- Artist: Fernand Léger
- Year: 1920
- Medium: Oil on canvas
- Dimensions: 114.5 cm × 145 cm (45.1 in × 57 in)
- Location: Museum of Grenoble; Grenoble;

= The Tugboat (Léger) =

Painting by Fernand Léger

The Tugboat (French: Le Remorqueur) is an oil on canvas painting by French painter Fernand Léger, from 1920. It is held at the Museum of Grenoble, which purchased it from the artist, in 1928.

==History and description==
Léger was impressed by the universal exhibitions of the early 20th century. Like Marcel Duchamp, he was inspired by the machines that he saw at the fourth exhibition of aerial locomotion, which took place in Paris just before the First World War.

In December 1919, Léger wrote to his dealer, Daniel-Henry Kahnweiler: “I have used a lot, these two years, of mechanical elements in my paintings. I find there an element of variety and intensity, modern life is full of events for us, we have to know how to use them".

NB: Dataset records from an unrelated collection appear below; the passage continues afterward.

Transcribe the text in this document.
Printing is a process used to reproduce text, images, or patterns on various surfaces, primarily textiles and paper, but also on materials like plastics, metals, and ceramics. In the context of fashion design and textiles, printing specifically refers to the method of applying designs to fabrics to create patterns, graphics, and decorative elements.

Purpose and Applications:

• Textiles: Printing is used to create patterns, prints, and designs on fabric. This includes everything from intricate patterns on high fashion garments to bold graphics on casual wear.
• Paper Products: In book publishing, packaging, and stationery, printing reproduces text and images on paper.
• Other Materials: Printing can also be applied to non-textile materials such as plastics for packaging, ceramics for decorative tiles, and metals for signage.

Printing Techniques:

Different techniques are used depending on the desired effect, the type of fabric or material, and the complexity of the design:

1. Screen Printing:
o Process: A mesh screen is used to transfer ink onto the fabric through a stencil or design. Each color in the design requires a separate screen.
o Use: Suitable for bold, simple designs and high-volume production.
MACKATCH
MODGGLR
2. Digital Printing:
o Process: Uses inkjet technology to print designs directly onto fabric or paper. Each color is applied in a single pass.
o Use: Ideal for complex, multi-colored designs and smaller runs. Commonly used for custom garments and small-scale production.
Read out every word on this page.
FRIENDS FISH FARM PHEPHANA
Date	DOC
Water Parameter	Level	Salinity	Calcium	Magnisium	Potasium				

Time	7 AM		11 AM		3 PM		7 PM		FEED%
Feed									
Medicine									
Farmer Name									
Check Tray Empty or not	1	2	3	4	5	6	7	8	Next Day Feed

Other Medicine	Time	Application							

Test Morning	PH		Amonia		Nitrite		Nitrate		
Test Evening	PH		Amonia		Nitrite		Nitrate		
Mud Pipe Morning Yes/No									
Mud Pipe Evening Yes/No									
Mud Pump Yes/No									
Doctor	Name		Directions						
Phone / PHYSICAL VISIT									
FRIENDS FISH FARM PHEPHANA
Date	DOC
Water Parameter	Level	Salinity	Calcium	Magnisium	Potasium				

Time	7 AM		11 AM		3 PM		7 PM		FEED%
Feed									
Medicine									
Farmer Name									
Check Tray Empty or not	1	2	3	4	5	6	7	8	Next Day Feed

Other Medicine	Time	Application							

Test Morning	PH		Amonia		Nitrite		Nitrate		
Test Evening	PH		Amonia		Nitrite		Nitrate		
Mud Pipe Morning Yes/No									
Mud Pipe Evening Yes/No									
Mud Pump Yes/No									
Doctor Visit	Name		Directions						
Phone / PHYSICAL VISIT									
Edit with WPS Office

Léger uses an abstraction of colored areas and geometric shapes nested within each other to represent a tugboat. Three men appear in the image, being small and painted in grayscale, they blend into the ship and its environment. One of them, accompanied by his dog, is drawn from tubular shapes. The composition is both vertical and horizontal and no hierarchy is shown: it is a fragmented and colorful vision of the world which seeks to symbolize modernity and technical progress.

As is often the case in the work of Léger, in this painting industrial landscapes are translated into cubic, cylindrical or tubular shapes in bright colors, agreeing with the principles of futurism without sharing its extravagance. The painting Le Remorqueur is an illustration of his desire to use the machine as a potential art medium . Without being futuristic, the work is not cubist either: it represents a narrative subject, retains a third dimension and color has real importance.

In this painting, Léger responds to the monotony of blue-collar work with an attempt to sublimate urban and industrial reality. In the painting, modern man blends into his industrial landscape, an image of the perfect symbiosis between man and the objects that he mass-produces. Léger uses very colorful advertising posters as a model to “give happiness to men by making visible the beauties of the modern world”, playing on the contrast between bright colors and very rigorous geometric shapes.